Chemisorption of Pentacene on the Pt(111) with little molecular distortion

Aromatic molecules are promising building blocks for active and carrier-injection layers in hybrid metal-organic opto-electronic devices[1]. A complete characterization of the interface is of paramount importance in defining the properties and the efficiency of such systems, therefore they have to be carefully modelled. For example, the van der Waals (vdW) interactions play a crucial role in determining the correct adsorption geometry and energy[2]. In our work we investigated theoretically and experimentally the adsorption of a member of the acene family, namely Pentacene (Pc) (C 22 H 14 ), on the (111) surface of Platinum (Pt). We determined the adsorption energetics and geometry for several configurations by the means of density functional theory, also accounting for vdW dispersion. We performed our simulations using Quantum ESPRESSO and VASP softwares, employing the Grimme D2[3] and the modified Tkatchenko-Scheffler[4,5] TS surf vdW correction schemes. We investigated several adsorption sites. The two most favorable geometries are: the first one displaying a flat molecular profile and the second a more distorted one. The former also has the long molecular axis parallel to the Pt surface crystal directions. We verified our findings by comparison with scanning tunnelling microscopy (STM) data. In all the configurations that we tested, we observed a strong re-hybridization of the molecular orbitals with the substrate states. This result, along with the high adsorption energy and the short C-Pt distances, suggests that the Pc is undergoing chemisoption with the substrate. To get a deeper understanding of this effect we performed an X-ray absorption analysis, by the means of the photoemission (XPS) and near-edge fine structure (NEXAFS) spectra, both experimental and theoretical. In XPS we accounted for the different C-atom contributions to the spectra, due to the varying chemical environment.

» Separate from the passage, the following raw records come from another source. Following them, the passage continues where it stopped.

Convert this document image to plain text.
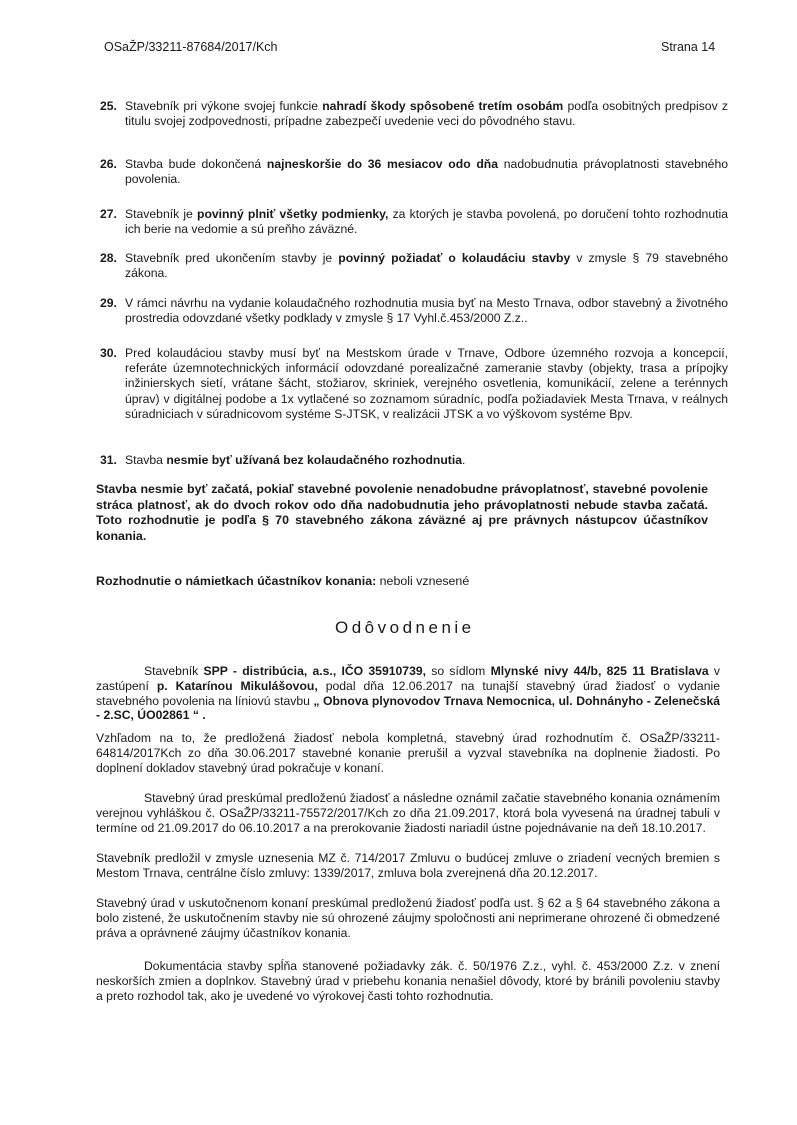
OSaŽP/33211-87684/2017/Kch	Strana 14
25. Stavebník pri výkone svojej funkcie nahradí škody spôsobené tretím osobám podľa osobitných predpisov z titulu svojej zodpovednosti, prípadne zabezpečí uvedenie veci do pôvodného stavu.
26. Stavba bude dokončená najneskoršie do 36 mesiacov odo dňa nadobudnutia právoplatnosti stavebného povolenia.
27. Stavebník je povinný plniť všetky podmienky, za ktorých je stavba povolená, po doručení tohto rozhodnutia ich berie na vedomie a sú preňho záväzné.
28. Stavebník pred ukončením stavby je povinný požiadať o kolaudáciu stavby v zmysle § 79 stavebného zákona.
29. V rámci návrhu na vydanie kolaudačného rozhodnutia musia byť na Mesto Trnava, odbor stavebný a životného prostredia odovzdané všetky podklady v zmysle § 17 Vyhl.č.453/2000 Z.z..
30. Pred kolaudáciou stavby musí byť na Mestskom úrade v Trnave, Odbore územného rozvoja a koncepcií, referáte územnotechnických informácií odovzdané porealizačné zameranie stavby (objekty, trasa a prípojky inžinierskych sietí, vrátane šácht, stožiarov, skriniek, verejného osvetlenia, komunikácií, zelene a terénnych úprav) v digitálnej podobe a 1x vytlačené so zoznamom súradníc, podľa požiadaviek Mesta Trnava, v reálnych súradniciach v súradnicovom systéme S-JTSK, v realizácii JTSK a vo výškovom systéme Bpv.
31. Stavba nesmie byť užívaná bez kolaudačného rozhodnutia.
Stavba nesmie byť začatá, pokiaľ stavebné povolenie nenadobudne právoplatnosť, stavebné povolenie stráca platnosť, ak do dvoch rokov odo dňa nadobudnutia jeho právoplatnosti nebude stavba začatá. Toto rozhodnutie je podľa § 70 stavebného zákona záväzné aj pre právnych nástupcov účastníkov konania.
Rozhodnutie o námietkach účastníkov konania: neboli vznesené
Odôvodnenie
Stavebník SPP - distribúcia, a.s., IČO 35910739, so sídlom Mlynské nivy 44/b, 825 11 Bratislava v zastúpení p. Katarínou Mikulášovou, podal dňa 12.06.2017 na tunajší stavebný úrad žiadosť o vydanie stavebného povolenia na líniovú stavbu „ Obnova plynovodov Trnava Nemocnica, ul. Dohnányho - Zelenečská - 2.SC, ÚO02861 “ .
Vzhľadom na to, že predložená žiadosť nebola kompletná, stavebný úrad rozhodnutím č. OSaŽP/33211-64814/2017Kch zo dňa 30.06.2017 stavebné konanie prerušil a vyzval stavebníka na doplnenie žiadosti. Po doplnení dokladov stavebný úrad pokračuje v konaní.
Stavebný úrad preskúmal predloženú žiadosť a následne oznámil začatie stavebného konania oznámením verejnou vyhláškou č. OSaŽP/33211-75572/2017/Kch zo dňa 21.09.2017, ktorá bola vyvesená na úradnej tabuli v termíne od 21.09.2017 do 06.10.2017 a na prerokovanie žiadosti nariadil ústne pojednávanie na deň 18.10.2017.
Stavebník predložil v zmysle uznesenia MZ č. 714/2017 Zmluvu o budúcej zmluve o zriadení vecných bremien s Mestom Trnava, centrálne číslo zmluvy: 1339/2017, zmluva bola zverejnená dňa 20.12.2017.
Stavebný úrad v uskutočnenom konaní preskúmal predloženú žiadosť podľa ust. § 62 a § 64 stavebného zákona a bolo zistené, že uskutočnením stavby nie sú ohrozené záujmy spoločnosti ani neprimerane ohrozené či obmedzené práva a oprávnené záujmy účastníkov konania.
Dokumentácia stavby spĺňa stanovené požiadavky zák. č. 50/1976 Z.z., vyhl. č. 453/2000 Z.z. v znení neskorších zmien a doplnkov. Stavebný úrad v priebehu konania nenašiel dôvody, ktoré by bránili povoleniu stavby a preto rozhodol tak, ako je uvedené vo výrokovej časti tohto rozhodnutia.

In NEXAFS we observed a broadening of the features, supporting our hypothesis of strong interaction. References: [1] Fratesi G. et al., Phys. Chem. Chem. Phys. 16, 14834 (2014) [2] Yildirim H. et al., J. Phys. Chem. C 117, 20572−20583 (2013) [3] Grimme S., J. Comput. Chem. 27, 1787–1799 (2006) [4] Tkatchenko A. et al., PRL 102, 073005 (2009) [5] Ruiz V.G. et al., PRL 108, 146103 (2012)